Le Guillerm avance en sceptique, pense avec son corps, là où il vit, il éprouve pour savoir, ne se satisfait d’aucun postulat préétabli. Il pratique une science de l’idiot qui lui appartient en propre. Il se verrait plutôt alchimiste. Ses axes de recherche sont autonomes, mais reliés. Ils peuvent se ramifier, se transformer l’un l’autre, et parfois se traverser, sans ordre prédéterminé, ni hiérarchie. Leur organisation est rhizomatique : acentrée, à points d’entrée et de sortie multiples. Une manière « nomade » de structurer les observations au sens où l’entendent Deleuze et Guattari, une forme de pensée qui suit une ligne de fuite et ne se laisse pas prendre dans les mailles des forces institutionnelles (2).

Rebelle donc aux ordres établis, il invente son propre vocabulaire « Architextures », « Aalu », « Mantines », « L’Irréductible » pour se démarquer de postulats scientifiques repérés, comme si les principes déjà posés pouvaient frelater son ambition. Il crée sa propre mathématique des formes de l’Univers; une mathématique d’intuition, fondée sur l’expérimentation et l’analogie, qui n’a de valeur que par sa singularité d’interprétation du réel. L’artiste circonscrit son champ, il s’agit bien de mettre de l’ordre dans ses chaos intérieurs et non de dessiner un paysage cosmique avéré, validé. Johann Le Guillerm le sait, il ne fera pas le tour de son sujet, le paysage qu’il dessine est faux.

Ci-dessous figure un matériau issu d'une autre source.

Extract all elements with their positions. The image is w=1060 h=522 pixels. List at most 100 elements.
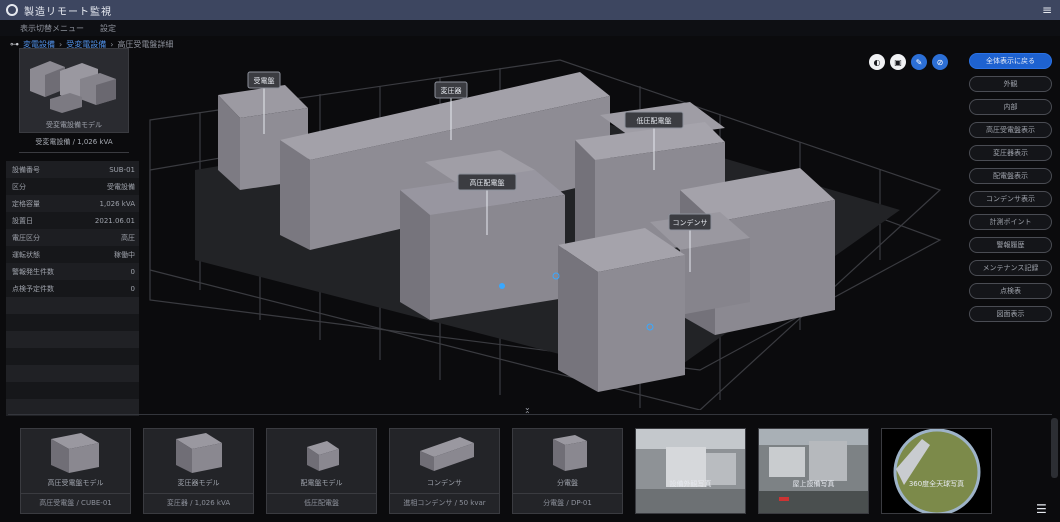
view-option-button[interactable]: 計測ポイント	[969, 214, 1052, 230]
site-photo-image	[636, 429, 745, 513]
app-title: 製造リモート監視	[24, 6, 112, 18]
callout-label[interactable]: コンデンサ	[673, 218, 708, 227]
property-row-empty	[6, 348, 139, 365]
gallery-card-image	[420, 437, 474, 471]
property-value: SUB-01	[109, 165, 135, 174]
menu-item-view[interactable]: 表示切替メニュー	[20, 23, 84, 34]
site-photo-caption: 360度全天球写真	[908, 480, 965, 488]
gallery-card-title: 分電盤	[557, 479, 578, 487]
property-label: 設備番号	[12, 165, 40, 174]
view-option-button[interactable]: 外観	[969, 76, 1052, 92]
site-photo[interactable]: 屋上設備写真	[758, 428, 869, 514]
image-icon[interactable]: ▣	[890, 54, 906, 70]
view-option-button[interactable]: メンテナンス記録	[969, 260, 1052, 276]
property-row-empty	[6, 331, 139, 348]
view-option-button[interactable]: 変圧器表示	[969, 145, 1052, 161]
model-gallery: 高圧受電盤モデル 高圧受電盤 / CUBE-01 変圧器モデル 変圧器 / 1,…	[20, 428, 1040, 514]
menu-item-settings[interactable]: 設定	[100, 23, 116, 34]
callout-label[interactable]: 変圧器	[441, 86, 462, 95]
model-thumbnail-caption: 受変電設備モデル	[46, 121, 102, 129]
view-option-button[interactable]: 高圧受電盤表示	[969, 122, 1052, 138]
gallery-card[interactable]: 高圧受電盤モデル 高圧受電盤 / CUBE-01	[20, 428, 131, 514]
gallery-card-title: 変圧器モデル	[177, 479, 220, 487]
property-value: 1,026 kVA	[99, 199, 135, 208]
gallery-card-image	[553, 435, 587, 471]
property-row: 設備番号 SUB-01	[6, 161, 139, 178]
view-option-button[interactable]: 点検表	[969, 283, 1052, 299]
gallery-card-title: コンデンサ	[427, 479, 462, 487]
gallery-card-subtitle: 分電盤 / DP-01	[513, 493, 622, 513]
property-row: 警報発生件数 0	[6, 263, 139, 280]
property-label: 警報発生件数	[12, 267, 54, 276]
sensor-point-icon[interactable]	[499, 283, 505, 289]
gallery-card[interactable]: コンデンサ 進相コンデンサ / 50 kvar	[389, 428, 500, 514]
property-row: 区分 受電設備	[6, 178, 139, 195]
gallery-card-title: 配電盤モデル	[300, 479, 343, 487]
property-label: 設置日	[12, 216, 33, 225]
model-thumbnail-image	[30, 61, 116, 113]
gallery-card-image	[51, 433, 99, 473]
property-row: 電圧区分 高圧	[6, 229, 139, 246]
site-photo-image	[882, 429, 991, 513]
attach-icon[interactable]: ⊘	[932, 54, 948, 70]
hamburger-menu-icon[interactable]: ≡	[1042, 4, 1052, 16]
callout-label[interactable]: 高圧配電盤	[470, 178, 505, 187]
edit-icon[interactable]: ✎	[911, 54, 927, 70]
property-row-empty	[6, 314, 139, 331]
gallery-card[interactable]: 変圧器モデル 変圧器 / 1,026 kVA	[143, 428, 254, 514]
property-label: 電圧区分	[12, 233, 40, 242]
property-value: 0	[130, 267, 135, 276]
property-value: 稼働中	[114, 250, 135, 259]
property-value: 2021.06.01	[94, 216, 135, 225]
site-photo-caption: 設備外観写真	[669, 480, 712, 488]
list-view-icon[interactable]: ☰	[1036, 503, 1047, 515]
property-row: 運転状態 稼働中	[6, 246, 139, 263]
reset-view-button[interactable]: 全体表示に戻る	[969, 53, 1052, 69]
3d-scene-viewport[interactable]: 受電盤 変圧器 高圧配電盤 低圧配電盤 コンデンサ	[140, 40, 970, 410]
gallery-card-image	[307, 441, 339, 471]
view-option-button[interactable]: コンデンサ表示	[969, 191, 1052, 207]
site-photo-caption: 屋上設備写真	[792, 480, 835, 488]
site-photo[interactable]: 設備外観写真	[635, 428, 746, 514]
property-row: 点検予定件数 0	[6, 280, 139, 297]
property-row-empty	[6, 365, 139, 382]
property-row: 定格容量 1,026 kVA	[6, 195, 139, 212]
callout-label[interactable]: 低圧配電盤	[637, 116, 672, 125]
site-photo[interactable]: 360度全天球写真	[881, 428, 992, 514]
bottom-divider	[8, 414, 1052, 415]
gallery-card-image	[176, 433, 222, 473]
gallery-scrollbar[interactable]	[1051, 418, 1058, 478]
property-value: 高圧	[121, 233, 135, 242]
property-table: 設備番号 SUB-01 区分 受電設備定格容量 1,026 kVA 設置日 2021.06.…	[6, 161, 139, 416]
property-label: 区分	[12, 182, 26, 191]
callout-label[interactable]: 受電盤	[254, 76, 275, 85]
property-row-empty	[6, 297, 139, 314]
view-option-button[interactable]: 内部	[969, 99, 1052, 115]
gallery-card-subtitle: 低圧配電盤	[267, 493, 376, 513]
property-row-empty	[6, 382, 139, 399]
view-option-button[interactable]: 警報履歴	[969, 237, 1052, 253]
gallery-card-title: 高圧受電盤モデル	[47, 479, 104, 487]
gallery-card-subtitle: 変圧器 / 1,026 kVA	[144, 493, 253, 513]
model-summary: 受変電設備 / 1,026 kVA	[19, 133, 129, 153]
menu-bar: 表示切替メニュー 設定	[0, 20, 1060, 36]
view-tool-icons: ◐ ▣ ✎ ⊘	[869, 54, 948, 70]
gallery-card[interactable]: 分電盤 分電盤 / DP-01	[512, 428, 623, 514]
property-label: 点検予定件数	[12, 284, 54, 293]
equipment-distribution-panel[interactable]	[558, 228, 685, 392]
property-value: 0	[130, 284, 135, 293]
property-label: 運転状態	[12, 250, 40, 259]
view-option-button[interactable]: 図面表示	[969, 306, 1052, 322]
site-photo-image	[759, 429, 868, 513]
gallery-card-subtitle: 高圧受電盤 / CUBE-01	[21, 493, 130, 513]
gallery-card-subtitle: 進相コンデンサ / 50 kvar	[390, 493, 499, 513]
title-bar: 製造リモート監視 ≡	[0, 0, 1060, 20]
view-option-button[interactable]: 配電盤表示	[969, 168, 1052, 184]
property-row: 設置日 2021.06.01	[6, 212, 139, 229]
gallery-card[interactable]: 配電盤モデル 低圧配電盤	[266, 428, 377, 514]
fill-icon[interactable]: ◐	[869, 54, 885, 70]
property-label: 定格容量	[12, 199, 40, 208]
view-button-list: 全体表示に戻る 外観内部高圧受電盤表示 変圧器表示配電盤表示コンデンサ表示 計測ポイン…	[969, 53, 1052, 322]
model-thumbnail[interactable]: 受変電設備モデル	[19, 48, 129, 133]
collapse-toggle[interactable]: ⌄ ⌃	[524, 404, 531, 419]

Attraction n’est donc pas un prurit scientiste. C’est une reconstruction poétique d’une planète sans lieu qui s’écarte des chemins tracés pour créer de nouvelles alternatives en résistance radicale aux prêts-à-penser et à rêver en perturbant les évidences, en déplaçant les certitudes. Cette recherche vise à la possibilité de penser par soi-même le monde pour ne pas l’endurer. En ce sens, la démarche est artistique, voire politique, mais peu soupçonnable de rationalisme. La force d’un artiste est de pouvoir reconsidérer le monde qu’il voit. Qu’importe que les chemins empruntés soient faux, infondés, fragmentaires, l’essentiel est les utopies qu’ils promettent.

Un enseignant chercheur en physique de l’Université de Lille 1 me confiait un jour à son propos, il accomplit un vieux rêve de chercheur, pouvoir remettre en cause tous les postulats, ce que nous ne faisons jamais parce que sinon nous ne pourrions pas avancer. Mais ce qui induit aussi que nous pouvons travailler sur des principes faux… Johann Le Guillerm est une utopie de scientifique. Un vrai chercheur, libre.

 

Anne Quentin
critique dramatique
publié dans MCD #81, « Arts & Sciences », mars / mai 2016

(1) Entretien avec l’auteure pour la brochure du Festival d’Avignon, 2008.
(2) Deleuze Gilles, Guattari Félix, Rhizome, introduction à Mille Plateaux, Paris, Les Éditions de Minuit, 1980.